The puzzler above is based on the premise that corrections for multiple tests should control the error rate for any one set of data. Which begs the question of how to define "one set of data." A few years ago I was reviewing a manuscript that was submitted to a major scientific journal. The researchers had conducted an experiment with several conditions; the theoretical motivation and procedure made it obvious that the conditions were part of one conceptualization. Moreover, participants volunteered and were assigned at random across all the various conditions; in other words the conditions were obviously intended to be part of the same study. But the manuscript reported one subset of conditions as being in "Experiment 1" and the complementary subset of conditions as being in "Experiment 2." Why would the authors do such a strange and confusing thing when reporting the research? Because that way the corrections for multiple comparisons would only have to take into account the set of tests for the data of "Experiment 1" separately from the set of tests for the data of "Experiment 2." If the data from all the conditions were considered to be one set of data, then the correction for multiple comparisons would have to take into account all the tests, and various tests would no longer have p<.05. Ugh.
There's an analogous old puzzler based on the premise that corrections for multiple tests should control the error rate for any one researcher (not just for one set of data). Especially if studies conducted by the researcher are follow-ups of previous studies, are the data from the follow-ups really separate sets of data? Aren't they all really just one extended set of data from that researcher? Therefore, each researcher is allowed a lifetime false-alarm rate of, say, 5%, and the critical p value for any single test by that researcher should take into account that fact that she will be conducting hundreds, probably thousands, of tests during her research lifetime. Moreover, if you are collaborating with other researchers, be sure that they only rarely run significance tests because they won't inflate your collaborative error rate as much as frequent-testers.

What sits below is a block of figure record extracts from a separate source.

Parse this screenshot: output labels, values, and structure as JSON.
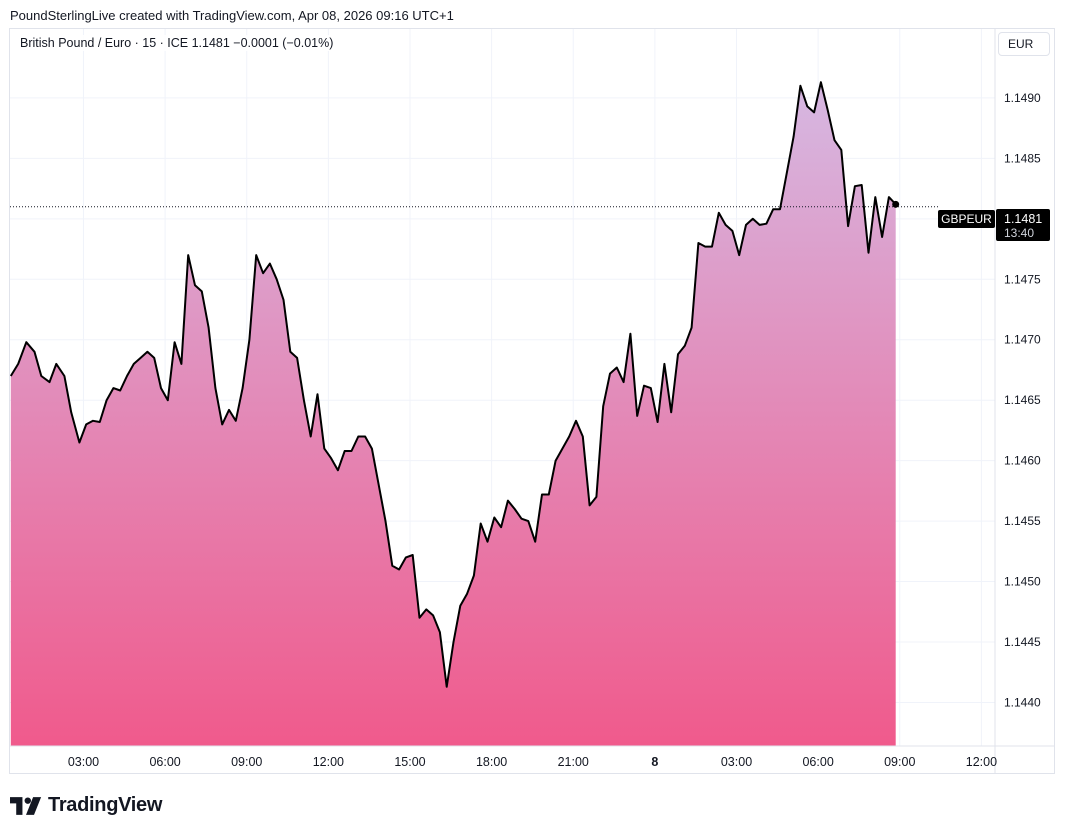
{
  "header": {
    "attribution": "PoundSterlingLive created with TradingView.com, Apr 08, 2026 09:16 UTC+1"
  },
  "legend": {
    "text": "British Pound / Euro · 15 · ICE  1.1481  −0.0001 (−0.01%)"
  },
  "currency": "EUR",
  "price_label": {
    "symbol": "GBPEUR",
    "price": "1.1481",
    "countdown": "13:40"
  },
  "branding": {
    "name": "TradingView"
  },
  "colors": {
    "line": "#000000",
    "area_top": "#d6b8e2",
    "area_bottom": "#f05a8c",
    "label_bg": "#000000",
    "grid": "#f0f3fa"
  },
  "chart_data": {
    "type": "area",
    "symbol": "GBPEUR",
    "interval": "15",
    "x_ticks": [
      "03:00",
      "06:00",
      "09:00",
      "12:00",
      "15:00",
      "18:00",
      "21:00",
      "8",
      "03:00",
      "06:00",
      "09:00",
      "12:00"
    ],
    "y_ticks": [
      "1.1440",
      "1.1445",
      "1.1450",
      "1.1455",
      "1.1460",
      "1.1465",
      "1.1470",
      "1.1475",
      "1.1480",
      "1.1485",
      "1.1490"
    ],
    "ylim": [
      1.14364,
      1.14957
    ],
    "xlim_hours": [
      0.3,
      36.5
    ],
    "last_price": 1.1481,
    "grid": true,
    "series": [
      {
        "values": [
          [
            0.33,
            1.1467
          ],
          [
            0.6,
            1.1468
          ],
          [
            0.9,
            1.14698
          ],
          [
            1.2,
            1.1469
          ],
          [
            1.45,
            1.1467
          ],
          [
            1.75,
            1.14665
          ],
          [
            2.0,
            1.1468
          ],
          [
            2.3,
            1.1467
          ],
          [
            2.55,
            1.1464
          ],
          [
            2.85,
            1.14615
          ],
          [
            3.1,
            1.1463
          ],
          [
            3.35,
            1.14633
          ],
          [
            3.6,
            1.14632
          ],
          [
            3.85,
            1.1465
          ],
          [
            4.1,
            1.1466
          ],
          [
            4.35,
            1.14658
          ],
          [
            4.6,
            1.1467
          ],
          [
            4.85,
            1.1468
          ],
          [
            5.1,
            1.14685
          ],
          [
            5.35,
            1.1469
          ],
          [
            5.6,
            1.14685
          ],
          [
            5.85,
            1.1466
          ],
          [
            6.1,
            1.1465
          ],
          [
            6.35,
            1.14698
          ],
          [
            6.6,
            1.1468
          ],
          [
            6.85,
            1.1477
          ],
          [
            7.1,
            1.14745
          ],
          [
            7.35,
            1.1474
          ],
          [
            7.6,
            1.1471
          ],
          [
            7.85,
            1.1466
          ],
          [
            8.1,
            1.1463
          ],
          [
            8.35,
            1.14642
          ],
          [
            8.6,
            1.14633
          ],
          [
            8.85,
            1.1466
          ],
          [
            9.1,
            1.147
          ],
          [
            9.35,
            1.1477
          ],
          [
            9.6,
            1.14755
          ],
          [
            9.85,
            1.14763
          ],
          [
            10.1,
            1.1475
          ],
          [
            10.35,
            1.14733
          ],
          [
            10.6,
            1.1469
          ],
          [
            10.85,
            1.14685
          ],
          [
            11.1,
            1.1465
          ],
          [
            11.35,
            1.1462
          ],
          [
            11.6,
            1.14655
          ],
          [
            11.85,
            1.1461
          ],
          [
            12.1,
            1.14602
          ],
          [
            12.35,
            1.14592
          ],
          [
            12.6,
            1.14608
          ],
          [
            12.85,
            1.14608
          ],
          [
            13.1,
            1.1462
          ],
          [
            13.35,
            1.1462
          ],
          [
            13.6,
            1.1461
          ],
          [
            13.85,
            1.1458
          ],
          [
            14.1,
            1.1455
          ],
          [
            14.35,
            1.14513
          ],
          [
            14.6,
            1.1451
          ],
          [
            14.85,
            1.1452
          ],
          [
            15.1,
            1.14522
          ],
          [
            15.35,
            1.1447
          ],
          [
            15.6,
            1.14477
          ],
          [
            15.85,
            1.14472
          ],
          [
            16.1,
            1.14458
          ],
          [
            16.35,
            1.14413
          ],
          [
            16.6,
            1.1445
          ],
          [
            16.85,
            1.1448
          ],
          [
            17.1,
            1.1449
          ],
          [
            17.35,
            1.14505
          ],
          [
            17.6,
            1.14548
          ],
          [
            17.85,
            1.14533
          ],
          [
            18.1,
            1.14553
          ],
          [
            18.35,
            1.14545
          ],
          [
            18.6,
            1.14567
          ],
          [
            18.85,
            1.1456
          ],
          [
            19.1,
            1.14552
          ],
          [
            19.35,
            1.1455
          ],
          [
            19.6,
            1.14533
          ],
          [
            19.85,
            1.14572
          ],
          [
            20.1,
            1.14572
          ],
          [
            20.35,
            1.146
          ],
          [
            20.6,
            1.1461
          ],
          [
            20.85,
            1.1462
          ],
          [
            21.1,
            1.14633
          ],
          [
            21.35,
            1.1462
          ],
          [
            21.6,
            1.14563
          ],
          [
            21.85,
            1.1457
          ],
          [
            22.1,
            1.14645
          ],
          [
            22.35,
            1.14672
          ],
          [
            22.6,
            1.14677
          ],
          [
            22.85,
            1.14665
          ],
          [
            23.1,
            1.14705
          ],
          [
            23.35,
            1.14637
          ],
          [
            23.6,
            1.14662
          ],
          [
            23.85,
            1.1466
          ],
          [
            24.1,
            1.14632
          ],
          [
            24.35,
            1.1468
          ],
          [
            24.6,
            1.1464
          ],
          [
            24.85,
            1.14688
          ],
          [
            25.1,
            1.14695
          ],
          [
            25.35,
            1.1471
          ],
          [
            25.6,
            1.1478
          ],
          [
            25.85,
            1.14777
          ],
          [
            26.1,
            1.14777
          ],
          [
            26.35,
            1.14805
          ],
          [
            26.6,
            1.14795
          ],
          [
            26.85,
            1.1479
          ],
          [
            27.1,
            1.1477
          ],
          [
            27.35,
            1.14795
          ],
          [
            27.6,
            1.148
          ],
          [
            27.85,
            1.14795
          ],
          [
            28.1,
            1.14796
          ],
          [
            28.35,
            1.14808
          ],
          [
            28.6,
            1.14808
          ],
          [
            28.85,
            1.14838
          ],
          [
            29.1,
            1.14868
          ],
          [
            29.35,
            1.1491
          ],
          [
            29.6,
            1.14893
          ],
          [
            29.85,
            1.14888
          ],
          [
            30.1,
            1.14913
          ],
          [
            30.35,
            1.1489
          ],
          [
            30.6,
            1.14865
          ],
          [
            30.85,
            1.14857
          ],
          [
            31.1,
            1.14794
          ],
          [
            31.35,
            1.14827
          ],
          [
            31.6,
            1.14828
          ],
          [
            31.85,
            1.14772
          ],
          [
            32.1,
            1.14818
          ],
          [
            32.35,
            1.14785
          ],
          [
            32.6,
            1.14818
          ],
          [
            32.85,
            1.14812
          ]
        ]
      }
    ]
  }
}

The general issue, of deciding what constitutes the appropriate "family" of tests to be corrected for, is a sticky problem. To define an error rate, there must be a presumed family of tests for which the error rate is being defined. There are various arguments for defining the family this way or that in any particular application. For example, when running experiments with multi-factor designs, typically each main effect and interaction is considered to be a separate family and corrections for multiple tests only need to be made within each family, not across. The usual argument is something like this: in an experimental design, for which the independent variables are manipulated and randomly assigned, each factor could have been left out. But that argument breaks down if the factors can be redefined to be multiple levels of one factor, etc.
Those are just some rambling thoughts. What do you think is the answer to Caitlin's question, "[For shared data sets], should researchers be correcting for multiple tests even when they themselves did not run the tests because all of the tests were run on the same data?"